AMIN MAALOUF - EXTRAITS -
- LE DEREGLEMENT DU MONDE -
Les Victoires trompeuses
( ... ) Le problème des minorités n'est pas seulement un problème pour les minoritaires. Ce qui est en question n'est pas seulement, si j'ose dire, le sort de quelques millions d'hommes. Ce qui est en question, c'est la raison d'être et la finalité de notre civilisation; si, au terme d'une longue évolution matérielle et morale, elle aboutit à une " purification " ethnique et religieuse, c'est qu'elle a fait manifestement fausse route.
Pour toute société, et pour l'humanité dans son ensemble, le sort des minorités n'est pas un dossier parmi d'autres; il est, avec le sort des femmes, l'un des révélateurs les plus sûrs de l'avancement moral ou de la régression. Un monde où l'on respecte chaque jour un peu mieux la diversité humaine, où toute personne peut s'exprimer dans la langue de son choix, professer paisiblement ses croyances et assumer sereinement ses origines sans encourir l'hostilité ni le dénigrement, que ce soit de la part des autorités ou de la population, c'est un monde qui avance, qui progresse, qui s'élève. A l'inverse, lorsque prévalent les crispations identitaires comme c'est aujourd'hui le cas dans la grande majorité des pays, au nord de la planète comme au sud, lorsqu'il devient chaque jour un peu plus difficile d'être sereinement soi-même, de pratiquer librement sa langue ou sa foi, comment ne pas parler de régression ?
Je me suis particulièrement inquiété, au cours de l'année 2007, des périls encourus par une toute petite minorité prise dans la tourmente, et menacée d'extinction à brève échéance.
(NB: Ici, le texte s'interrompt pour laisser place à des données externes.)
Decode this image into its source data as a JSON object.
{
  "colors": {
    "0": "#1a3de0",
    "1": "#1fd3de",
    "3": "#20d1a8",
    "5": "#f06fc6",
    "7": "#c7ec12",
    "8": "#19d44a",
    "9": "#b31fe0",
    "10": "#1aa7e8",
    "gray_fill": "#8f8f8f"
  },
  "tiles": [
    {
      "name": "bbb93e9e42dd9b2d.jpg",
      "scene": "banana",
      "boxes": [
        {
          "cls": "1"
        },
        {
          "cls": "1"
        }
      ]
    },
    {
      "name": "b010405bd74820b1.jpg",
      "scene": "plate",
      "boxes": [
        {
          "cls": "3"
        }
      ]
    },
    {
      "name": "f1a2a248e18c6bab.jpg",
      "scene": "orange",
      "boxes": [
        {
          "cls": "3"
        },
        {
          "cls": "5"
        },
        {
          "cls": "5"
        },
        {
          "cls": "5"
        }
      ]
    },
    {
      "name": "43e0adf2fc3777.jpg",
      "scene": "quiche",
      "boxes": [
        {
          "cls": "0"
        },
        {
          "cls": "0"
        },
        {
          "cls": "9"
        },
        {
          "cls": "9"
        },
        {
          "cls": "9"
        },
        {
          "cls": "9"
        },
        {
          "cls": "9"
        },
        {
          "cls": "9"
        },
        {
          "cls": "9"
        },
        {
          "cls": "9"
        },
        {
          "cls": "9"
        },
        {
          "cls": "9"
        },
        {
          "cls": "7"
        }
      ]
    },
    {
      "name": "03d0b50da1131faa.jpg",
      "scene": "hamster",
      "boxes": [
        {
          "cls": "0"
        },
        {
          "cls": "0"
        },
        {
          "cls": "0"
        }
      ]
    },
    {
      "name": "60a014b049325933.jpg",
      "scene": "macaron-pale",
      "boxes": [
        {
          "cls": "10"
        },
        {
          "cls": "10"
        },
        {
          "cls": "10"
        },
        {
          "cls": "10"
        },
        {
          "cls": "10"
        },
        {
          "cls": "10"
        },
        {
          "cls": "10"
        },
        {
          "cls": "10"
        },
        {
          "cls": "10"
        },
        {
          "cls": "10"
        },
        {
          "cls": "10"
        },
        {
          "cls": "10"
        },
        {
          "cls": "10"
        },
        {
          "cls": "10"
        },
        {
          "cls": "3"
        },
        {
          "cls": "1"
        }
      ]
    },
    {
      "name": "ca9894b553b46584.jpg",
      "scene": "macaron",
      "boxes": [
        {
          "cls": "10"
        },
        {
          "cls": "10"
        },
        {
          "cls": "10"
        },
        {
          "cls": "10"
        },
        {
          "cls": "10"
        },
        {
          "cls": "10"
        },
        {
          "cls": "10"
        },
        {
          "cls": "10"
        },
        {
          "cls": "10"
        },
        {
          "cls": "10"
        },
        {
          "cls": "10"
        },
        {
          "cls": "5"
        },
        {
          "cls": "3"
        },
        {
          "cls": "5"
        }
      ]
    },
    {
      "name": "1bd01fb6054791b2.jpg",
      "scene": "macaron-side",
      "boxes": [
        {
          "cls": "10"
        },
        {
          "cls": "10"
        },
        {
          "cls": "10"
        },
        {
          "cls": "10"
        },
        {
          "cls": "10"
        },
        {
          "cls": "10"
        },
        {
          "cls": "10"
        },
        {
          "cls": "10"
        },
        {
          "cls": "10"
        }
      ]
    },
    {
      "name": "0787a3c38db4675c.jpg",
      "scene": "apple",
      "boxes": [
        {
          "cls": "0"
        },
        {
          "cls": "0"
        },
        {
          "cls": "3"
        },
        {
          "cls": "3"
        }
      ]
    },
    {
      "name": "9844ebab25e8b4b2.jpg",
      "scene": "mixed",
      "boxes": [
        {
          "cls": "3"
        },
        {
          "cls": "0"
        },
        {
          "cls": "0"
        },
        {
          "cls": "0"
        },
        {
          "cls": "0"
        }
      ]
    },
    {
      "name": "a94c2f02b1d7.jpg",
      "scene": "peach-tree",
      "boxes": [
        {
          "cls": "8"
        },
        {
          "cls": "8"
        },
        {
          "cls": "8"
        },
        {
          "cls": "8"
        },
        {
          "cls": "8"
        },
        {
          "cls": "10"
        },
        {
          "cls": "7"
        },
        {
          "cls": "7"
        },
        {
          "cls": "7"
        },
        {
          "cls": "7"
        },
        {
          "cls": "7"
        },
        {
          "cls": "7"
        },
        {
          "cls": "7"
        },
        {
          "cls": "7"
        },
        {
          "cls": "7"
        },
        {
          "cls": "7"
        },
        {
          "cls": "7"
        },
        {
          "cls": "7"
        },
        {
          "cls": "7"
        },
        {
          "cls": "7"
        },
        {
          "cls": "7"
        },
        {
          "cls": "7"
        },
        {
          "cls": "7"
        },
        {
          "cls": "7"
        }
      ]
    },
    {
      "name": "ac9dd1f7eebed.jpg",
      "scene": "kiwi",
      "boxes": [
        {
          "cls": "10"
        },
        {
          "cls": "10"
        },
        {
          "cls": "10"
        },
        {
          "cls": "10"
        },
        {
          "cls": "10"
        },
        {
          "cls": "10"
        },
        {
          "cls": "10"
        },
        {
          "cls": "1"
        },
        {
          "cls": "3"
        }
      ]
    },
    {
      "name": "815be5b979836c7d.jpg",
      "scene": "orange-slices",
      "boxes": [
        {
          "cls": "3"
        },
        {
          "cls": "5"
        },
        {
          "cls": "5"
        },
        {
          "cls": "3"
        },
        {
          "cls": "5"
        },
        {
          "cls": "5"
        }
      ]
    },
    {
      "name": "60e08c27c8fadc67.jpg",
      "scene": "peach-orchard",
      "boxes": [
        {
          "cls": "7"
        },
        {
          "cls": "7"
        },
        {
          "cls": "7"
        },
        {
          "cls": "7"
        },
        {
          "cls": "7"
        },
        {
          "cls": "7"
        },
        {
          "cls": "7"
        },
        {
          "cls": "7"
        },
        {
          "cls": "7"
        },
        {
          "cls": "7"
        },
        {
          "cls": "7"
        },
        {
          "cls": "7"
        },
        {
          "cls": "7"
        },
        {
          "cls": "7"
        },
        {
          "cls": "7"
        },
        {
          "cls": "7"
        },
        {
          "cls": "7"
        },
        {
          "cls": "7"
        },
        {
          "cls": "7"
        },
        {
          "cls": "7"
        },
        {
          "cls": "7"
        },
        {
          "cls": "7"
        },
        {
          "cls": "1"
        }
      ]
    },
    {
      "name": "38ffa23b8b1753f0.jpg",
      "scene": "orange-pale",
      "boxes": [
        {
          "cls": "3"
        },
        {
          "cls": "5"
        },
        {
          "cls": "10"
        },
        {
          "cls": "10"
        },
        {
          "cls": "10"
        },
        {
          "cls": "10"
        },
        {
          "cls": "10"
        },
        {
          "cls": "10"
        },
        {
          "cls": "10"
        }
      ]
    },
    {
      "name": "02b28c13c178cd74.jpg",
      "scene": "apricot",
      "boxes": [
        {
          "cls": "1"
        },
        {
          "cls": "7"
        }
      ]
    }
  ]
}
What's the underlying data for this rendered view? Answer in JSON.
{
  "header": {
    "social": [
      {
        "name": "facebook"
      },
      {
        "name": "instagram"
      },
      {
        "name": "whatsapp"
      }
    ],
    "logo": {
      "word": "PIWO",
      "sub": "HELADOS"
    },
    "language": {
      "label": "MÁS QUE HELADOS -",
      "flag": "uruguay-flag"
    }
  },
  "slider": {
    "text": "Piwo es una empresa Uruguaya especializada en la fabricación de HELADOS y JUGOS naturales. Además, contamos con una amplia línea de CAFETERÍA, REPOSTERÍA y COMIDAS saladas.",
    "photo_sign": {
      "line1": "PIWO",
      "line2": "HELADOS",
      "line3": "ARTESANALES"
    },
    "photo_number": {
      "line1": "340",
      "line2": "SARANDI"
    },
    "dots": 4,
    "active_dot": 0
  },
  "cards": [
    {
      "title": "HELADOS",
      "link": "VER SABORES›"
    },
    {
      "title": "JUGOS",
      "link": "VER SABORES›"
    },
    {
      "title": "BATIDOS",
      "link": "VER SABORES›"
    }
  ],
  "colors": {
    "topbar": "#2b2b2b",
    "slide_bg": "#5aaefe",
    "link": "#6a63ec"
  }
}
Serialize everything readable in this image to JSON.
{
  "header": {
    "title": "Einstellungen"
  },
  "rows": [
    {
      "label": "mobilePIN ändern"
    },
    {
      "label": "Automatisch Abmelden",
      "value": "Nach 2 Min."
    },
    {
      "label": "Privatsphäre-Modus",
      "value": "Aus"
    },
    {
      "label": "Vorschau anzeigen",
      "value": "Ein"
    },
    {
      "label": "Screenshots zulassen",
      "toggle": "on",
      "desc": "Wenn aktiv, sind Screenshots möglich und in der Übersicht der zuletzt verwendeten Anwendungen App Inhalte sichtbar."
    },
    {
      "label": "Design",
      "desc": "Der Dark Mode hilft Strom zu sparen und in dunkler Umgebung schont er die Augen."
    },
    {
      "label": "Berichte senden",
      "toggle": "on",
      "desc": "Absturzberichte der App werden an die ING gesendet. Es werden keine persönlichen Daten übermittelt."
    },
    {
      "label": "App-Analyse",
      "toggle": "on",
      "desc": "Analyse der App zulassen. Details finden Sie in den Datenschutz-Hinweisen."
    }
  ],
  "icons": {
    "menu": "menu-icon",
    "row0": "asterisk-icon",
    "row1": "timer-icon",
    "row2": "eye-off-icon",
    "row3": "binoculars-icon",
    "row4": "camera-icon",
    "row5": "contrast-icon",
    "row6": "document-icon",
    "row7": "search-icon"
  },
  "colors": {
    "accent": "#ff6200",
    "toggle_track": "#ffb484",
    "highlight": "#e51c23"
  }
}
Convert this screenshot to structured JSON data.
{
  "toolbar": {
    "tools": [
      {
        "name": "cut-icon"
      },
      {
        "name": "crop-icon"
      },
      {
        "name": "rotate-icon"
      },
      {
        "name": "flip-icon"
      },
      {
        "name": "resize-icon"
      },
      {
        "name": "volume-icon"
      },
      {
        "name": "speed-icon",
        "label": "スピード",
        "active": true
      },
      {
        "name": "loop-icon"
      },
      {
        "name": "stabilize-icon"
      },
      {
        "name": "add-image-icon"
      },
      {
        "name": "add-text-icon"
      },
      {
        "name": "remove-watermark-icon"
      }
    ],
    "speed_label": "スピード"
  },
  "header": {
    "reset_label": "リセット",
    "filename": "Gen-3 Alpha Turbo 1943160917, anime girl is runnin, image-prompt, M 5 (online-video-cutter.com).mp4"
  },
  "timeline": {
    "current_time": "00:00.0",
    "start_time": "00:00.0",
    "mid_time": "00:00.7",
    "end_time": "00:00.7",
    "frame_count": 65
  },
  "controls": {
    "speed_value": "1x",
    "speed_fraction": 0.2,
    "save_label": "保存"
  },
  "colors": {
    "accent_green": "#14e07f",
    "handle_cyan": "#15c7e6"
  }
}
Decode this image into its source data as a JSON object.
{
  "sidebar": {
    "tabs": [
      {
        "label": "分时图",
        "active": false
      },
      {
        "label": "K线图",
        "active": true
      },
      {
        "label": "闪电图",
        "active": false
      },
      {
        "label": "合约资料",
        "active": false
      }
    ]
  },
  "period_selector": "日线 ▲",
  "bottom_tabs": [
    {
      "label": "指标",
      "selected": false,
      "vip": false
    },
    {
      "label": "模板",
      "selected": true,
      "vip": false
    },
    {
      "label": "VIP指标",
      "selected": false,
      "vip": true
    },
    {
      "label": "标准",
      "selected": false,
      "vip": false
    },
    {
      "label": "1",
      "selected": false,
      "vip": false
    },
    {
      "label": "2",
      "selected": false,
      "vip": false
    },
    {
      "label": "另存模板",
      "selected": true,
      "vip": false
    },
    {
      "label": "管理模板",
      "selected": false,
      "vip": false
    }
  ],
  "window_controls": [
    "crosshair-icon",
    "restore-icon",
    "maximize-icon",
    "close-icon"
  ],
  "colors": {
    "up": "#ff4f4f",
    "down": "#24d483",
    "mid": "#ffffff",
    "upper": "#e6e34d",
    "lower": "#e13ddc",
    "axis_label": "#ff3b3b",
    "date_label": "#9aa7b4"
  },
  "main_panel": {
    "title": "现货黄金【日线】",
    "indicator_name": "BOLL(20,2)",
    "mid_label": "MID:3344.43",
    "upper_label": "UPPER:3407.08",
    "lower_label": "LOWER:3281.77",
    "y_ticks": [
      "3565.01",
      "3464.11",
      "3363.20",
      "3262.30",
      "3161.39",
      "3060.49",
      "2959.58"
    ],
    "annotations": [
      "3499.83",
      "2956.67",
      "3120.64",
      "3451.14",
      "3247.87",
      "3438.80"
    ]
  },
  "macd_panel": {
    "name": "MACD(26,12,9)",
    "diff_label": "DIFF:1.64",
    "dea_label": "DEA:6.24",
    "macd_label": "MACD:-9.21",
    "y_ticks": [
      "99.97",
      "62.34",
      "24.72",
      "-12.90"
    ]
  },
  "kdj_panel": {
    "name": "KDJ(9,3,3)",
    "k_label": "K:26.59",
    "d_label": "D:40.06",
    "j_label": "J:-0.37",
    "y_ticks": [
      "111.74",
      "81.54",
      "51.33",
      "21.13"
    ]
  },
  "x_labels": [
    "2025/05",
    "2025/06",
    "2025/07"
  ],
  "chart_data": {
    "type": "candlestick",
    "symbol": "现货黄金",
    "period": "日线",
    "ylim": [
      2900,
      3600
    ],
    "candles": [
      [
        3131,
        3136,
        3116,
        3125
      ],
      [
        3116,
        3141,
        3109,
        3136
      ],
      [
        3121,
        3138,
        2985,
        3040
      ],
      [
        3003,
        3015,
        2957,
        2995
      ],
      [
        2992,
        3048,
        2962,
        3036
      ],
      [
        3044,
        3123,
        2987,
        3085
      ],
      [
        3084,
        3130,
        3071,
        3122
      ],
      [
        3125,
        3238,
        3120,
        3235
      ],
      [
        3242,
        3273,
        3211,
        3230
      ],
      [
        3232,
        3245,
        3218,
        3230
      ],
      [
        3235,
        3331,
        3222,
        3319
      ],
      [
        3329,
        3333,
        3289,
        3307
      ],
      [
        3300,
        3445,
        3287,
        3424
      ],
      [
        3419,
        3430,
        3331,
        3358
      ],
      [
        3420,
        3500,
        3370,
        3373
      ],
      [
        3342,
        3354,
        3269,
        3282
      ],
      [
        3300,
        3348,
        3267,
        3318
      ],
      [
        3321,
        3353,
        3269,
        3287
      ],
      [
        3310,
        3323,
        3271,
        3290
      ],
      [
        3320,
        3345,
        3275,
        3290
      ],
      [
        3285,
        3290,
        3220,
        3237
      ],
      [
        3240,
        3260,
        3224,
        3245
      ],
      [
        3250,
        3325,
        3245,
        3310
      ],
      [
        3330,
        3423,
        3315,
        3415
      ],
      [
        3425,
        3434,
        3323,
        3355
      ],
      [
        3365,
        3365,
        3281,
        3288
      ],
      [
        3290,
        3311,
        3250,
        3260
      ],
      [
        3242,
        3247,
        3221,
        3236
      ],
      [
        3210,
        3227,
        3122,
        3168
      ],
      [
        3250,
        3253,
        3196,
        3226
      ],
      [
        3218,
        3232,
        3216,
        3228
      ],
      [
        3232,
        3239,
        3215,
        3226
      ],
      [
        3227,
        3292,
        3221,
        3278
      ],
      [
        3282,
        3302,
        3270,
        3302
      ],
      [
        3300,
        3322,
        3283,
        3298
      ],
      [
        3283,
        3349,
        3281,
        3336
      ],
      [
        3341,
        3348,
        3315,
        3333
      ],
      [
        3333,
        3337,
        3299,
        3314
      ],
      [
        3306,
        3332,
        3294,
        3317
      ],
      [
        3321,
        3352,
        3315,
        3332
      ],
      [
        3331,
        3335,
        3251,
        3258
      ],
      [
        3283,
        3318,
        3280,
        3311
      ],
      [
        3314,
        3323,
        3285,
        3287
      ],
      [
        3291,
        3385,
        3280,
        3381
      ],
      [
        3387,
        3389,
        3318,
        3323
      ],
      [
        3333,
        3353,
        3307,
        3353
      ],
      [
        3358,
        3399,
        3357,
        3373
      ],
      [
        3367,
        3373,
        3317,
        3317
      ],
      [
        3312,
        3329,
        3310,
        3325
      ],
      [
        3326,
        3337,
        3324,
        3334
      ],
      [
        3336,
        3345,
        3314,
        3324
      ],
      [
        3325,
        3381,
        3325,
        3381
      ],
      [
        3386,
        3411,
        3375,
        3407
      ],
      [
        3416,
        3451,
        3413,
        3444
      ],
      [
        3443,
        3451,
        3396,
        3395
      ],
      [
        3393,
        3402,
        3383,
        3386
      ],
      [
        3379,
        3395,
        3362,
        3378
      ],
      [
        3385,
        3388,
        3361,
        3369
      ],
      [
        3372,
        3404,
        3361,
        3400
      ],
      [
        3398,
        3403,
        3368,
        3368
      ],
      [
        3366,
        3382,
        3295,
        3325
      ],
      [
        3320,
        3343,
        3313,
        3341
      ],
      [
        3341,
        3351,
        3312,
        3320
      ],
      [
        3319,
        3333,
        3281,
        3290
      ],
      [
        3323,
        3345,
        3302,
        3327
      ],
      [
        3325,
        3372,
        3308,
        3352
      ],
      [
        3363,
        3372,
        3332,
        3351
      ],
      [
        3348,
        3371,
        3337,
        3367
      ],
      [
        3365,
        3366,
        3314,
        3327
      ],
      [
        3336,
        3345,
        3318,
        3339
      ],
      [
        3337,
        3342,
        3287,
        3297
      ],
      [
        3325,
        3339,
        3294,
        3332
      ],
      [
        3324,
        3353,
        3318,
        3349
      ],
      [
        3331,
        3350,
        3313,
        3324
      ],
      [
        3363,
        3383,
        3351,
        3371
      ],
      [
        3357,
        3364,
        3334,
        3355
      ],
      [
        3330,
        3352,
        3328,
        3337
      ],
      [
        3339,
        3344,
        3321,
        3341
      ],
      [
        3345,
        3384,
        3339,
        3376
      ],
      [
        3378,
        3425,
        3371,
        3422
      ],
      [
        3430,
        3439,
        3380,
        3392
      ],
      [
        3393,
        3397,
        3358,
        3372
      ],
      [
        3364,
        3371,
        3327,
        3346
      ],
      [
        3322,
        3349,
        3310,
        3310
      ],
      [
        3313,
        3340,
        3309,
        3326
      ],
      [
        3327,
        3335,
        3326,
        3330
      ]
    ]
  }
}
Il s'agit des Mandéens, encore appelés Sabéens, une communauté si réduite, si discrète, si modeste, que peu de gens hors d'Irak connaissent son existence.
J'avais moi-même entendu ce nom pour la première fois en 1988, alors que j'effectuais des recherches sur Mani, fondateur du manichéisme, un étonnant personnage qui vécut en Mésopotamie au III ème siècle de notre ère. Cherchant à me documenter sur la jeunesse de l'homme et la genèse de sa doctrine, j'avais appris qu'il avait passé ses premières années avec son père dans une palmeraie située au bord du Tigre, au sud de l'actuel Bagdad, au sein d'une communauté gnostique qui vénérait saint Jean-Baptiste et pratiquait, à son exemple, des rites d'immersion. J'avais découvert alors avec ravissement que cette singulière communauté, que l'on aurait pu croire disparue depuis des siècles, survivait encore, au même endroit ou presque, pratiquant les mêmes baptêmes dans le même fleuve. Par quel miracle ? Je serais incapable de le dire. Une partie de l'explication se trouve dans un passage du Coran qui, accordant un statut spécial aux " gens du Livre ", comme les Juifs ou les Chrétiens ou les Zoroastriens, mentionne aussi, les Sabéens - en arabe al-sabi'a, une dénomination qui semble provenir d'un radical sémitique évoquant l'idée d'immersion justement. Se prévalant de cette reconnaissance, la communauté avait pu traverser, tant bien que mal, les quatorze derniers siècles. Ce ne fut jamais facile; tout juste tolérée, elle devait constamment se faire discrète, ce qui ne suffisait d'ailleurs pas toujours à la protéger des persécutions épisodiques ni des humiliations quotidiennes.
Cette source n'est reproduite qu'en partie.